Self-domestication and language evolution
Constantina Theofanopoulou1, 2, 3
1 Section of General Linguistics, Universitat de Barcelona;  2 Universitat de Barcelona Institute for Complex Systems; 3 Laboratory of Neurogenetics of Language, Rockefeller University
It has long been thought that the kind of social interaction modern humans display should have been a key feature in the evolution of language. At the same time, our increased prosociality has independently been hypothesized to be very similar to the one we witness in domesticated species, and recent findings coming from paleoarchaeology and paleogenomics to genetics and animal behavior still lend more support to this idea.

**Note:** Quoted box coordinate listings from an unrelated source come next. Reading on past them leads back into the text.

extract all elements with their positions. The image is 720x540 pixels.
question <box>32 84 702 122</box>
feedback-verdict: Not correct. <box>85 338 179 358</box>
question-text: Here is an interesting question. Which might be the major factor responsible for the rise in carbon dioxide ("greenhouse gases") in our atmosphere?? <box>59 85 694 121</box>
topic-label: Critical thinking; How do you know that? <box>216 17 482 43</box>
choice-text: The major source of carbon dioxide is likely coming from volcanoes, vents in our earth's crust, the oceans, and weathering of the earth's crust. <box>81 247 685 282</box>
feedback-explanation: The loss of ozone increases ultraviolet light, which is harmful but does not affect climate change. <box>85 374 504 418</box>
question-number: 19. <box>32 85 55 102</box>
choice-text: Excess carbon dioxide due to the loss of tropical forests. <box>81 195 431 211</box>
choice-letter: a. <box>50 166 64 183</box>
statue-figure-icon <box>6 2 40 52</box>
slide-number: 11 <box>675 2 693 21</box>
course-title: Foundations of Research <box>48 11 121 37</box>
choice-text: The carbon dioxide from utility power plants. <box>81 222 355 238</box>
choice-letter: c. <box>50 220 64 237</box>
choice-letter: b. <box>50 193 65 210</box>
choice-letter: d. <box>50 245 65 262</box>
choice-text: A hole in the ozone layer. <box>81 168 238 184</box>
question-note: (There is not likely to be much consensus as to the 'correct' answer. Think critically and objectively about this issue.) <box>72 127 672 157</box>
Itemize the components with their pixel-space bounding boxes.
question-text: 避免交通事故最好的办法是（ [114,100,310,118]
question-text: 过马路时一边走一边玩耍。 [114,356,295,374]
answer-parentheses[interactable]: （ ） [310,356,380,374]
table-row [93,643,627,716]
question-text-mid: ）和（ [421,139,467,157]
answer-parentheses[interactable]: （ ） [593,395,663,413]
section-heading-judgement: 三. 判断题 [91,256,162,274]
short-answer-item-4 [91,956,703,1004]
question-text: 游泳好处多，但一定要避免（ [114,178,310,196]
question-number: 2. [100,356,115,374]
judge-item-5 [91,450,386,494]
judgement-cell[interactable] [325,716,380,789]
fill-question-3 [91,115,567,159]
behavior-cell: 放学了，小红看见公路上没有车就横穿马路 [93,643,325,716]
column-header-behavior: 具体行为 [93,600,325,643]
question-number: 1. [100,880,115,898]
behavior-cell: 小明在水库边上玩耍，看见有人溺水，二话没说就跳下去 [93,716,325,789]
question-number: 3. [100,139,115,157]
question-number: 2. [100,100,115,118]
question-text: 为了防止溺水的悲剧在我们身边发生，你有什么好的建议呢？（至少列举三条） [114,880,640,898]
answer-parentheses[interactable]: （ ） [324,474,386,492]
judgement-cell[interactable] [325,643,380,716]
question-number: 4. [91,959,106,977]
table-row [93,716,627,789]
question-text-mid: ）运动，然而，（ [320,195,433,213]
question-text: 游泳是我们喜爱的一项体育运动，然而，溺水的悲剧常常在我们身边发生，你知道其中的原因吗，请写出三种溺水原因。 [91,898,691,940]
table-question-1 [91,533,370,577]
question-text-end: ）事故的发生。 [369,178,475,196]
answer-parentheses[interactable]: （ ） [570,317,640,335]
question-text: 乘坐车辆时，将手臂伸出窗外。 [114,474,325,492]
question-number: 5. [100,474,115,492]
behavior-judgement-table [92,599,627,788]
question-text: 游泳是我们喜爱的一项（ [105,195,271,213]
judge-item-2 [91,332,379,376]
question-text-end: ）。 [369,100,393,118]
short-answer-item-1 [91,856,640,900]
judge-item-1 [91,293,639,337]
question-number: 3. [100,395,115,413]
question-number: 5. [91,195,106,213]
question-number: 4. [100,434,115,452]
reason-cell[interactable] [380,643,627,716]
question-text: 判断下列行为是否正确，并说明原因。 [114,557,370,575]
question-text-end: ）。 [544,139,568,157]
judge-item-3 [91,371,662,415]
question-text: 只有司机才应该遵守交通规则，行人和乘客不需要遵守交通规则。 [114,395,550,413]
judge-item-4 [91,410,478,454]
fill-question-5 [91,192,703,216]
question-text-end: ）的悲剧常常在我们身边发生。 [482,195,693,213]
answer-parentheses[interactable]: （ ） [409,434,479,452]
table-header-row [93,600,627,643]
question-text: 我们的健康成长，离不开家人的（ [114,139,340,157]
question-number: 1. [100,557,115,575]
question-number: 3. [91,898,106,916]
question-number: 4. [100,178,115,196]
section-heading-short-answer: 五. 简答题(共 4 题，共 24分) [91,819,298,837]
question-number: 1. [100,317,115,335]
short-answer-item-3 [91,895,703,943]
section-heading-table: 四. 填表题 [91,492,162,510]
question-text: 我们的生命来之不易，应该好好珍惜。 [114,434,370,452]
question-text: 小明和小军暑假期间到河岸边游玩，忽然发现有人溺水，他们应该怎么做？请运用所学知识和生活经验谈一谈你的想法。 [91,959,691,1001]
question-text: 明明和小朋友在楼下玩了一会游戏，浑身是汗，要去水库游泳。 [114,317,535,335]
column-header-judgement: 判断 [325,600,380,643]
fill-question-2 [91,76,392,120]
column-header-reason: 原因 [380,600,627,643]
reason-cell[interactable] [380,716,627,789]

The aim of this workshop is to bring together scientists studying the topic of (self-)domestication from different perspectives and trigger an interdisciplinary dialogue with (self-)domestication and language as an axis. For this to be accomplished, this workshop will host scientists working on topics ranging from animal behavior to genetics and (paleo-)genomics.

 

Artificial Grammar Learning: implications of domain, modality and species differences.
Elisabetta Versace1, Michelle Spierings2
1 Center for Mind/Brain Sciences, University of Trento (Italy); 2 Department of Cognitive Biology, University of Vienna (Austria)
Detecting regularities in the world allows individuals to make sense of the countless inputs they are exposed to, and to generalize to new contexts and stimuli. This poses interesting parallels between the processing of linguistic and non-linguistic stimuli. The Artificial Grammar Learning approach has spiked research in this area on a wide range of abilities, developmental stages and species from acoustic modality in neonates and songbirds to visual pattern generalization in domestic chicks. In this workshop, we will discuss the recent developments and advancements in the field of Artificial Grammar Learning and its implication for the study of language. By bringing together researchers from many different disciplines, we present an interactive, interdisciplinary workshop that will pave the way for future collaborations and renewing work on the learning abilities across the animal kingdom.

 

 

In addition to the 16th April workshops, a number of unofficial satellite events will be held 15 April 2018, at the Faculty of Languages NCU (Collegium Humanisticum, Bojarskiego 1, Torun), including a special thematic session of the Human Behavior and Evolution Society.